Directions: Make batter by first beating eggs in a medium mixing bowl. Gradually add flour and salt, alternating with milk. Start with a cup of milk then add more milk until you gradually have a thick but easily poured batter--like pancake batter (see picture above). Generously ladle the batter into a funnel, holding a finger over the hole at the bottom. Then, with the grease is hot, hold the funnel over the middle of the pan, removing the finger that is serving as a "stopper" and start moving the funnel around, creating a batter spiral (see pic below). It is best to work from the center of the spiral out. At this point the thing will sizzle and spit and turn golden on one side very quickly. If it cooks in seconds and if it hurts to hold your hand over the pot, the oil is too hot. If the "plowline" takes longer than a minute or two for one side to get brown, the oil is too cool.

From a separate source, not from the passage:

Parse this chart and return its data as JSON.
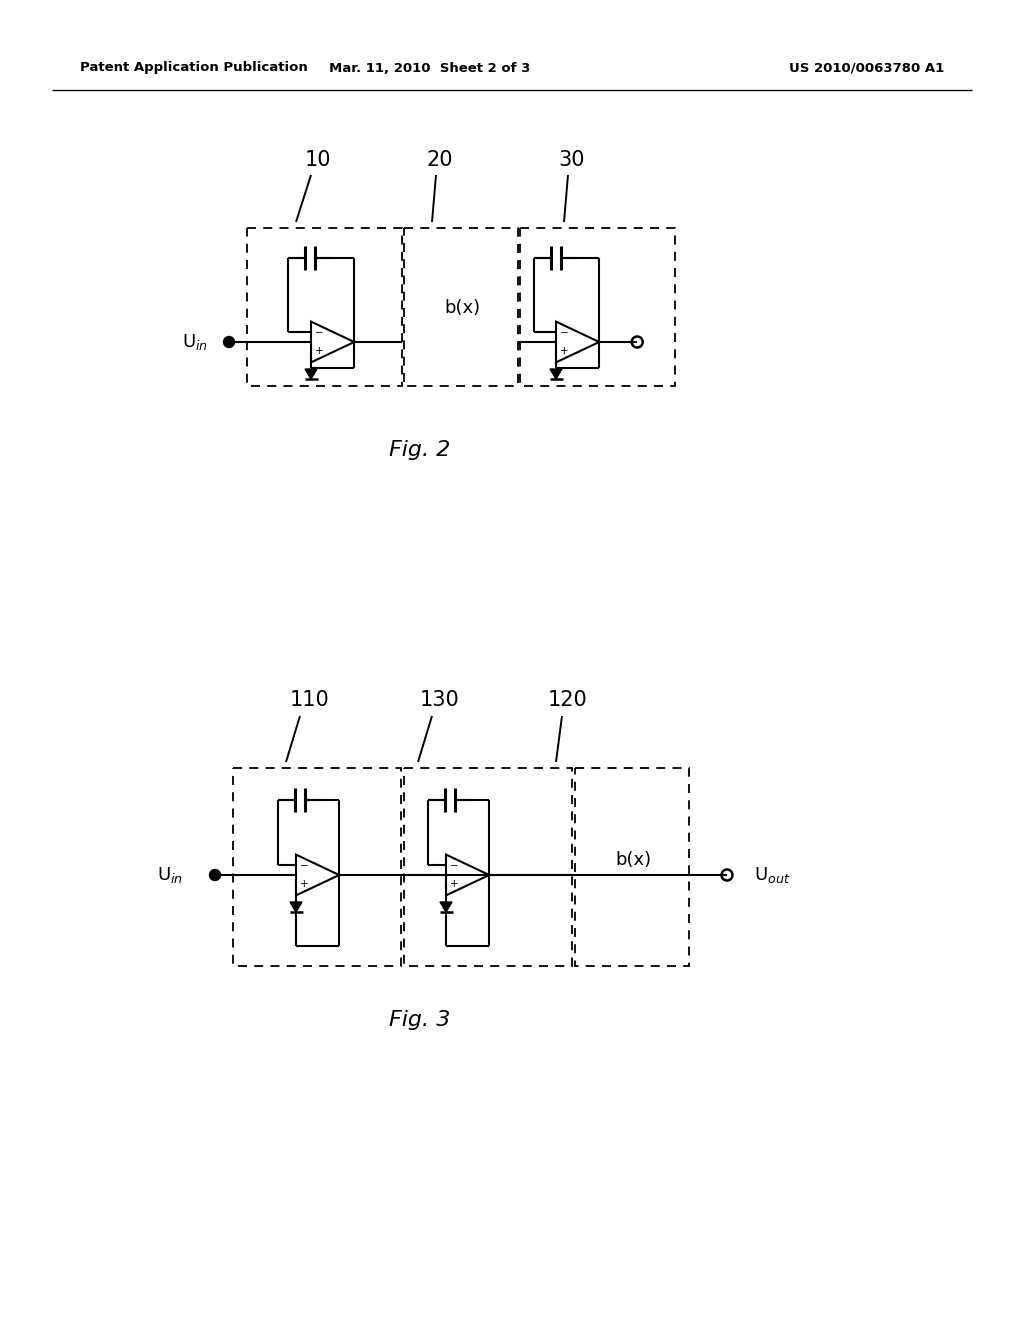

You might get a too-oily plowline...so turn up the heat ! After the thing is brown on both sides, take two forks or a set of tongs, grab the whole plowline at once, and turn it over. After cooking the other side until golden, grab it again. Holding it carefully above the pan, let it drip a minute before placing it on a plate (see picture below).The plowline should be served and devoured immediately while still warm. With syrup or powdered sugar. Then go out and work in the fields all day, or for a couple of hours in the gym to use up the calories. They have a lot of fat, but they also have tons of protein! Go Forth and Build Muscle!
IF YOU GOOF UP the spiral shape, don't stress. They fall apart easily. Plowlines just become "Funnelcakes" when they no longer are in a spiral, that's all. They're still good in any shape they happen to wriggle into. Who cares if they end up looking like fried amoebas! Have fun!.